País / Regime Leis / Normas principais O que pedem para o campo 17025 exigida ao executor do campo?
Alemanha TA Lärm; DIN/EN ISO 1996 Métodos EN ISO 1996; sonômetro IEC 61672 Classe 1; calibração rastreável; peritos qualificados. Não como regra geral para aceitar o ensaio de campo; 17025 aplica-se a laboratórios/calibração.
Espanha Ley 37/2003 del Ruido; RD 1367/2007; EN ISO 1996 Procedimentos EN ISO 1996; instrumentos IEC/EN; calibração acreditada; credenciamento regional possível para organismos. Não como regra nacional para todo campo; foco em método e equipamento.
Reino Unido Environmental Protection Act 1990; BS 4142/5228; guidance das agencies Avaliação conforme BS/EN; SLM IEC 61672 Classe 1; competência demonstrada (ex.: membros IOA). Não como condição de validade do campo.
Estados Unidos Padrões ANSI/ASA S1.4 + IEC 61672; regras estaduais/locais Instrumentos conforme ANSI/IEC; calibração rastreável (ex.: NIST); aplicação por consultores/agências. Não como exigência nacional ao executor do campo.
Canadá (Ontário) Diretrizes NPC-300 (MOECC) Métodos da diretriz; SLM Classe 1; documentação técnica; responsabilidade do profissional. Não como condição geral para o campo; 17025 volta-se a laboratórios.

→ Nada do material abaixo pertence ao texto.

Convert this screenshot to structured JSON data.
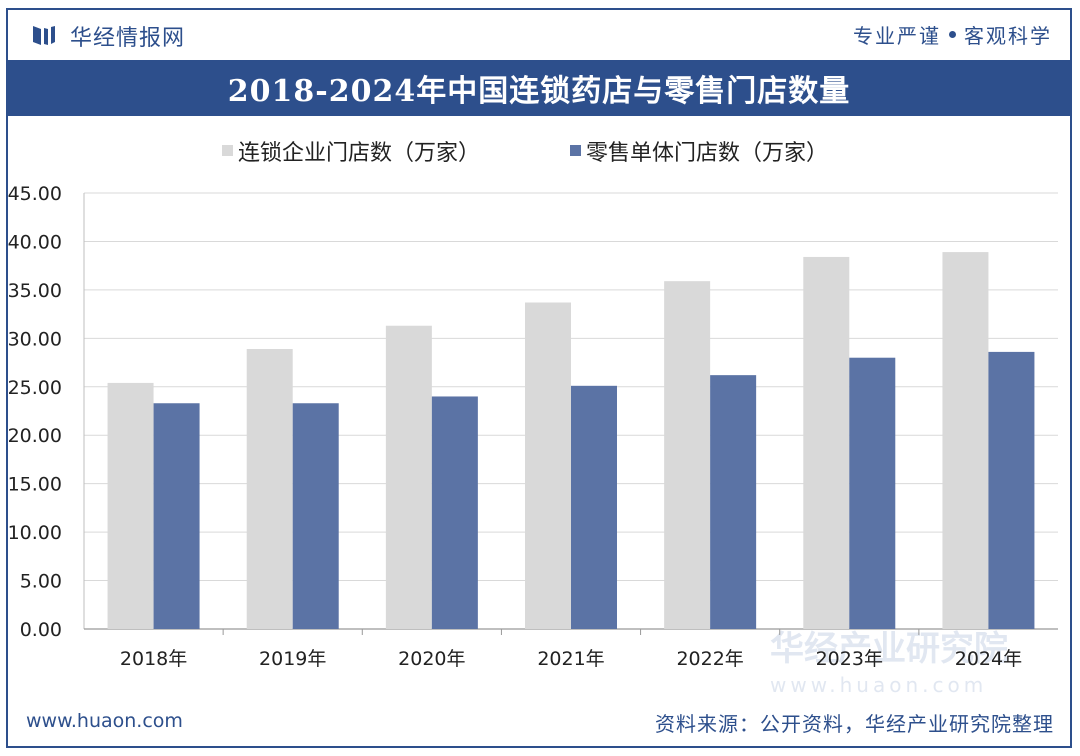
{
  "header": {
    "brand": "华经情报网",
    "slogan_left": "专业严谨",
    "slogan_right": "客观科学"
  },
  "footer": {
    "website": "www.huaon.com",
    "source": "资料来源：公开资料，华经产业研究院整理"
  },
  "watermark": {
    "name": "华经产业研究院",
    "url": "www.huaon.com"
  },
  "colors": {
    "brand": "#2d4f8c",
    "chain": "#d9d9d9",
    "single": "#5b73a5"
  },
  "chart_data": {
    "type": "bar",
    "title": "2018-2024年中国连锁药店与零售门店数量",
    "categories": [
      "2018年",
      "2019年",
      "2020年",
      "2021年",
      "2022年",
      "2023年",
      "2024年"
    ],
    "series": [
      {
        "name": "连锁企业门店数（万家）",
        "values": [
          25.4,
          28.9,
          31.3,
          33.7,
          35.9,
          38.4,
          38.9
        ]
      },
      {
        "name": "零售单体门店数（万家）",
        "values": [
          23.3,
          23.3,
          24.0,
          25.1,
          26.2,
          28.0,
          28.6
        ]
      }
    ],
    "ylim": [
      0,
      45
    ],
    "yticks": [
      "0.00",
      "5.00",
      "10.00",
      "15.00",
      "20.00",
      "25.00",
      "30.00",
      "35.00",
      "40.00",
      "45.00"
    ],
    "xlabel": "",
    "ylabel": "",
    "grid": true,
    "legend": "top-left"
  }
}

Conclusão comparativa: esses regimes não condicionam a validade de medições de campo à acreditação ISO/IEC 17025 da entidade que mede; a ênfase recai em metodologia normalizada, instrumentação conforme IEC 61672 e calibração acreditada rastreável, executadas por profissionais competentes.

6) Onde há exigência local no Brasil (e o que observar)

  • Minas Gerais — DN COPAM nº 216/2017: vincula os relatórios a requisitos da NBR ISO/IEC 17025 (ex.: item 5.10 “apresentação de resultados”), criando, na prática, exigência de 17025 para empresas que emitem laudos ambientais no estado.
  • São Paulo — CETESB / Resolução SMA 100/2013: ampliou a exigência de acreditação para “resultados analíticos e amostragem” no SEAQUA. Para ruído (NBR 10151), houve decisão de diretoria que suspendeu o atendimento integral aos requisitos da SMA 100/2013 até 31/12/2024 para empresas com protocolo de acreditação (DICLA/CGCRE). 
Leitura prática: Exigências como as de Minas Gerais e São Paulo são exceções locais, não refletem o padrão internacional e podem configurar excesso administrativo. Profissionais e empresas que se sintam prejudicados devem consultar advogado e considerar representação ao Ministério Público para resguardar seus direitos. No restante do Brasil, prevalece o regime correto da NBR 10151 + IEC 61672 + RBC com RT habilitado.

7) Perguntas rápidas (FAQ)

Q1. A NBR 10151 exige laboratório 17025?
Não. A NBR 10151 define procedimento de campo e instrumentação IEC com RBC. Não há obrigação de laboratório acreditado para a execução do ensaio de campo.

Q2. A CONAMA 01/1990 exige 17025?
Não. Ela remete à norma técnica de avaliação (NBR 10151). Exigências de 17025, quando aparecem, são escolhas administrativas locais — e podem ser contestadas se gerais e absolutas.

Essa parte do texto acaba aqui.